Источник: блог автора
Жириновского я всегда сравнивал с Пуришкевичем из Госдумы начала прошлого века. Оба – Владимиры. Оба были яркими депутатами, страстными трибунами, провокаторами. Оба, несмотря на сложное происхождение (или благодаря ему), отыгрывали амплуа русских националистов. Оба, одним словом, были артистами, и воспринимались людьми именно в таком качестве.
Артистами, в той или иной степени, является большинство публичных политиков. Для одних мастерство перевоплощения и актёрские фокусы – лишь набор инструментов для реализации политических целей (игра подчинена политике).
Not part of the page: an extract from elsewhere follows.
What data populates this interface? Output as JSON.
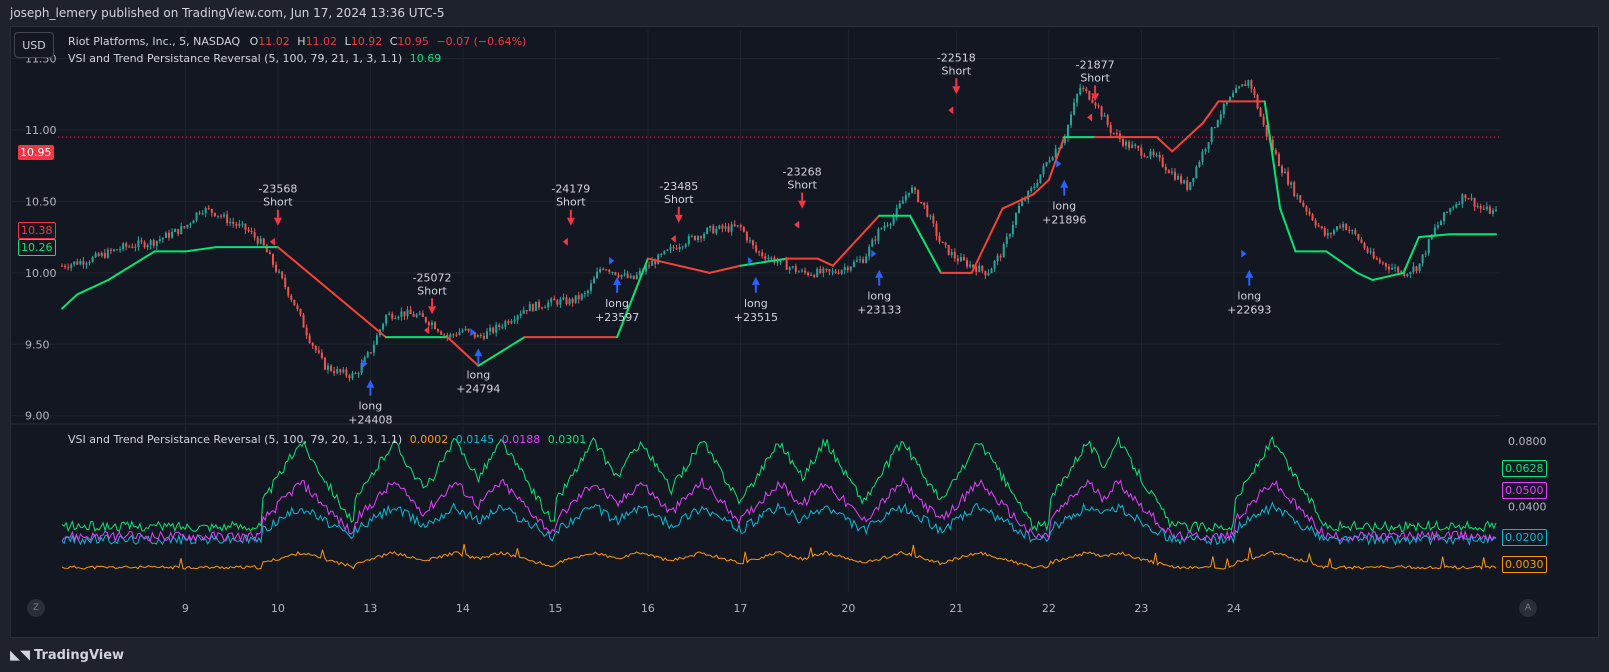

Для других государственная трибуна превращается в сцену, политический инструментарий служит актёрскому самовыражению (политика подчинена игре).
Жириновский всю жизнь играл и, как любой большой артист, стал заложником своей игры, маска приросла к лицу до степени неразличения. Не знаю, сколько игры было в его жизни и сколько жизни (искренности, честности) было в его игре. Не уверен, что Жириновский был счастлив. Помню в каком-то интервью он жаловался на одиночество, что неудивительно. Ещё я слышал, что в личном общении, в кругу близких он был человеком неконфликтным и мягким – нередкое свойство людей, которые проявляются во внешнем мире через конфликт. Я смотрел скетчи с Жириновским лет пятнадцать назад, это было занятнее всяких КВН и Камеди. Потом Жирик приелся.
В последние годы, наблюдая за его дряхлением и попытками с этой дряхлостью справляться через привычную, хотя и неубедительную игру, я думал: почему эти люди никак не находят в себе силы вовремя уйти? Что их заставляет до старости и самой смерти тратить все силы на продолжение игры? Лишь бы не уйти со сцены, лишь бы сохранить главную роль, лишь бы не прекращались овации. Причина, как мне кажется, в тотальном одиночестве этих людей. Точнее, в бегстве от него.